ITU Montreal WTS > Javier est mort, vive Javier Gomez.

Pour beaucoup, Javier Gomez est déjà dans une course avec le temps. S’il est désormais l’ainé du circuit, il plane toujours cette fameuse incertitude, est-ce que l’espagnol veut réellement se relancer pour autre cycle olympique?

Si le quintuple champion du monde a réussi son retour à la compétition en fanfare en gagnant la première série mondiale de l’année, Javier n’a plus gouté au podium. Certains commençaient à se questionner s’il n’avait tout simplement ralenti avec l’âge.

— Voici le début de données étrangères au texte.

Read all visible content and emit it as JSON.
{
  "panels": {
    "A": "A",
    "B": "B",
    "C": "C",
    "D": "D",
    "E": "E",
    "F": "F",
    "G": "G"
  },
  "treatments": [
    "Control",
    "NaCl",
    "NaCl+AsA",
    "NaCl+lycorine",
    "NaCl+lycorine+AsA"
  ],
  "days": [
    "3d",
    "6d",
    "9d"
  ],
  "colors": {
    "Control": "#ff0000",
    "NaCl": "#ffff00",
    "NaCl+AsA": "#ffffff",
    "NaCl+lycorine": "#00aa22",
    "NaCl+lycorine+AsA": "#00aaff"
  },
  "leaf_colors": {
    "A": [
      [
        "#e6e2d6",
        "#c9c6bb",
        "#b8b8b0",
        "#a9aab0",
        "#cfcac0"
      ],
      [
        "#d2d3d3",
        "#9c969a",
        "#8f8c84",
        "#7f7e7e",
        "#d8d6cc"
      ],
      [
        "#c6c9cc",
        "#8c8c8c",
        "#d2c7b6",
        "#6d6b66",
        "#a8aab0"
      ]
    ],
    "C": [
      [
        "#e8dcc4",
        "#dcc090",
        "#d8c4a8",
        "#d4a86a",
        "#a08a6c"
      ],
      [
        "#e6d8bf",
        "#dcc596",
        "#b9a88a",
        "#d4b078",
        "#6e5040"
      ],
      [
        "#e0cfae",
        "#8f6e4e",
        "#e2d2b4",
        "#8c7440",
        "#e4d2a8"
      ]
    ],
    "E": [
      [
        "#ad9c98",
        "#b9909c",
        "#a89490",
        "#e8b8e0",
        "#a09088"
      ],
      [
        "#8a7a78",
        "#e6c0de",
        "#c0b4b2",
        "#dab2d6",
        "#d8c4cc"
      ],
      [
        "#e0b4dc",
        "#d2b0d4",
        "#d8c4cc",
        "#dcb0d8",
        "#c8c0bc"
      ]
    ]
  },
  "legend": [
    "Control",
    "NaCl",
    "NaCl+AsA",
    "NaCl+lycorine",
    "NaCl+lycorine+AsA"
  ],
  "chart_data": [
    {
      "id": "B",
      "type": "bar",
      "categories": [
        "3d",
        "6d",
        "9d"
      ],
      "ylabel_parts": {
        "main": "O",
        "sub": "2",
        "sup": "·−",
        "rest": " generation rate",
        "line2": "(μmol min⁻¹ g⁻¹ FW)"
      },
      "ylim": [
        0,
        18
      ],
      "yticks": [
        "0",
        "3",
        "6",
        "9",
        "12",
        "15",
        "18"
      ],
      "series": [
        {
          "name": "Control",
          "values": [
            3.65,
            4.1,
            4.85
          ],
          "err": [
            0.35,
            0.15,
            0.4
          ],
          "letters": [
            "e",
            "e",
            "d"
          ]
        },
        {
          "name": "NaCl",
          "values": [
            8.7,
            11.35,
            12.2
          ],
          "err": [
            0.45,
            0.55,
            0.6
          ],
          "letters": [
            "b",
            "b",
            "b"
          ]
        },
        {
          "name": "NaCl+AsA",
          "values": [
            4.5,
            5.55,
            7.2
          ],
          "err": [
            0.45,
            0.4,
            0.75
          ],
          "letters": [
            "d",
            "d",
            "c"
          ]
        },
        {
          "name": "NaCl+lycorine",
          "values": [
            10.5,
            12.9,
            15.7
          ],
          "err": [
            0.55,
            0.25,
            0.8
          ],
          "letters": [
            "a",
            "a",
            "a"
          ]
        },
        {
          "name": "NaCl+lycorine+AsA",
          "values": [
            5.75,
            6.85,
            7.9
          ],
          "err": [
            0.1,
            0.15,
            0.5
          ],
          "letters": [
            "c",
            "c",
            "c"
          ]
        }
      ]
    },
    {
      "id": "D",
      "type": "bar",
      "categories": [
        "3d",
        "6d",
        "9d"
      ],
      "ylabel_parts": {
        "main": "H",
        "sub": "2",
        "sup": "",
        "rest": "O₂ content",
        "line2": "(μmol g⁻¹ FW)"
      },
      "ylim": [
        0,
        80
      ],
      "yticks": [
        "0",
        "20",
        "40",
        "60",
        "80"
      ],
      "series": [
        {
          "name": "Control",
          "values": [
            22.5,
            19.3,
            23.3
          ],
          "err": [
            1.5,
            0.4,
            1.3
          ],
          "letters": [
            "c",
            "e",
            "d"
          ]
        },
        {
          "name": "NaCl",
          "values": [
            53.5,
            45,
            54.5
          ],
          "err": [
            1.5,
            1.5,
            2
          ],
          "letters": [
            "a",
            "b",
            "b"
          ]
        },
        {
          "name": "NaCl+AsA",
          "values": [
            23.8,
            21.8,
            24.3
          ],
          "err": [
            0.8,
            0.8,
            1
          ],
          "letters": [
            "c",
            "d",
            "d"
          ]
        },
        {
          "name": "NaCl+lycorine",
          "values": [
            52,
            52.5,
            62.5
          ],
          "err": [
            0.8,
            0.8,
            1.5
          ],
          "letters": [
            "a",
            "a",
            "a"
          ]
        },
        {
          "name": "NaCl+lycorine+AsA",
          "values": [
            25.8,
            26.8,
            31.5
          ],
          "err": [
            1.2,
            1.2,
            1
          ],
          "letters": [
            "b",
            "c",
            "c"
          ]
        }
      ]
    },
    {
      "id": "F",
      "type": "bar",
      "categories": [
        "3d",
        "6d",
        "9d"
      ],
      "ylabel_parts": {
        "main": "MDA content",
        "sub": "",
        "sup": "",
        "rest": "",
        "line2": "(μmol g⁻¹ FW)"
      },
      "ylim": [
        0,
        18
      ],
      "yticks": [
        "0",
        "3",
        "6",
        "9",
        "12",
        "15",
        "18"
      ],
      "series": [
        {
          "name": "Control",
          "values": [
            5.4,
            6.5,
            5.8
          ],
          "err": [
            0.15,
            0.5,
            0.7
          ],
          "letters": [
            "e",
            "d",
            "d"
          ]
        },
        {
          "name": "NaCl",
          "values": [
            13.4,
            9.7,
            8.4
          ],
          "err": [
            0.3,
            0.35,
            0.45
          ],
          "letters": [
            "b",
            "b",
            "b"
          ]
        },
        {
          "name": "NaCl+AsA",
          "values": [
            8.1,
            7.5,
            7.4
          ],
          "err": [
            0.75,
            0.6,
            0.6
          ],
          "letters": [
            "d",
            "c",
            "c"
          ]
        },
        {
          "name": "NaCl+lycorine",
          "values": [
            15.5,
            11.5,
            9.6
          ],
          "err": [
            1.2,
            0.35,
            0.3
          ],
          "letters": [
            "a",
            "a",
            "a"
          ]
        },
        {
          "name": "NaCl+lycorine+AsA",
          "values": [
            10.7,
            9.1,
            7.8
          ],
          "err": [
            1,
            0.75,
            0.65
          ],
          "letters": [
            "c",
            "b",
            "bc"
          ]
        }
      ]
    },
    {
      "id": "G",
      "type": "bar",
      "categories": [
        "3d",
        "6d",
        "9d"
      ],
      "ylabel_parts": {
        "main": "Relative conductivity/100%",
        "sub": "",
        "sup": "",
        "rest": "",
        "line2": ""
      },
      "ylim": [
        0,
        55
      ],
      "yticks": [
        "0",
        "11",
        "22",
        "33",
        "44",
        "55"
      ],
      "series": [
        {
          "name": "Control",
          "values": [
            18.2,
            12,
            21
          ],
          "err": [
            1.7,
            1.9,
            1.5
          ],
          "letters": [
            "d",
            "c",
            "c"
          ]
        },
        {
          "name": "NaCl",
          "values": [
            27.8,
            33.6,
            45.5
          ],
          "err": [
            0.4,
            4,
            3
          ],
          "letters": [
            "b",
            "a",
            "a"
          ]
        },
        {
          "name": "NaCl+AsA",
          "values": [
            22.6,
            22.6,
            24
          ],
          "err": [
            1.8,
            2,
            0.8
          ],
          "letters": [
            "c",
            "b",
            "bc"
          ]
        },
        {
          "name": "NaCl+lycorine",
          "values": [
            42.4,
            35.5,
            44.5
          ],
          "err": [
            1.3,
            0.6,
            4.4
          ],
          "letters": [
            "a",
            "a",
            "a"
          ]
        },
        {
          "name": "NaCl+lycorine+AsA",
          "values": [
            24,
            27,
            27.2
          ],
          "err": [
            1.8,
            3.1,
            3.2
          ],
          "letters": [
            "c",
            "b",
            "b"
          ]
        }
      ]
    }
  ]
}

À nouveau, dans nos observations, il faut regarder la conjoncture. À Yokohama, Javier n’était pas à 100% puis le circuit nous a proposé deux sprints. Depuis l’absence d’Alistair Brownlee, le sport est en quelque sorte différent. Les deux premières disciplines sont de l’extérieure moins appuyées. Il manque ce chef d’orchestre qui permettait de rejoindre en T2 avec une confortable avance, mais surtout en gardant à distance des athlètes comme Mario Mola et Richard Murray, soit sans aucun doute, les coureurs les plus rapides du circuit.

Mais avant tout, la distance olympique est avant tout celle qui permet à Javier Gomez d’exprimer pleinement son talent.

Après course, il ajoute, « cette année est étrange, j’étais vraiment en forme à Yokohama et je n’ai pas performé, puis j’étais encore en super forme à Edmonton, mais encore une fois, je suis tombé malade. Aujourd’hui, c’était vraiment mon jour et je suis vraiment heureux de ma course en entier ». 

Mais revenons à la course. À Montréal, l’espagnol qui est reconnu pour remonter dans le classement lors du second tour de natation n’a pas réussi à combler son retard avec Richard Varga, Aaron Royle, mais surtout Jonny Brownlee.

Si l’on pensait que ces trois athlètes qui s’entrainent à Leeds réussiraient à s’échapper, Javier Gomez accompagné de gros rouleurs comme Kristian Blummenfelt (NOR) a réussi à reprendre les échappés.

Comme nous l’a mentionné le norvégien, de nombreux athlètes sont repartis insatisfaits de leur effort à Edmonton, alors, l’entente s’est faite automatiquement.

Mais après tout, c’est surtout en course à pied où Javier Gomez ne semblait plus être aussi dominant que les saisons passées. Il n’a pas perdu de temps pour nous contredire, dès la première montée, il attaquera Kristian Blummenfelt pour s’échapper et se diriger vers une autre victoire. Au final, il signe un temps très similaire à Richard Murray. Dans les deux cas, les athlètes ont coupé leurs efforts avant la ligne d’arrivée.

À 34 ans, il obtient sa 14e victoire en WTS, mais devient aussi le gagnant le plus âgé. Est-ce que cela sera assez pour le convaincre à prolonger sa carrière sur la courte distance?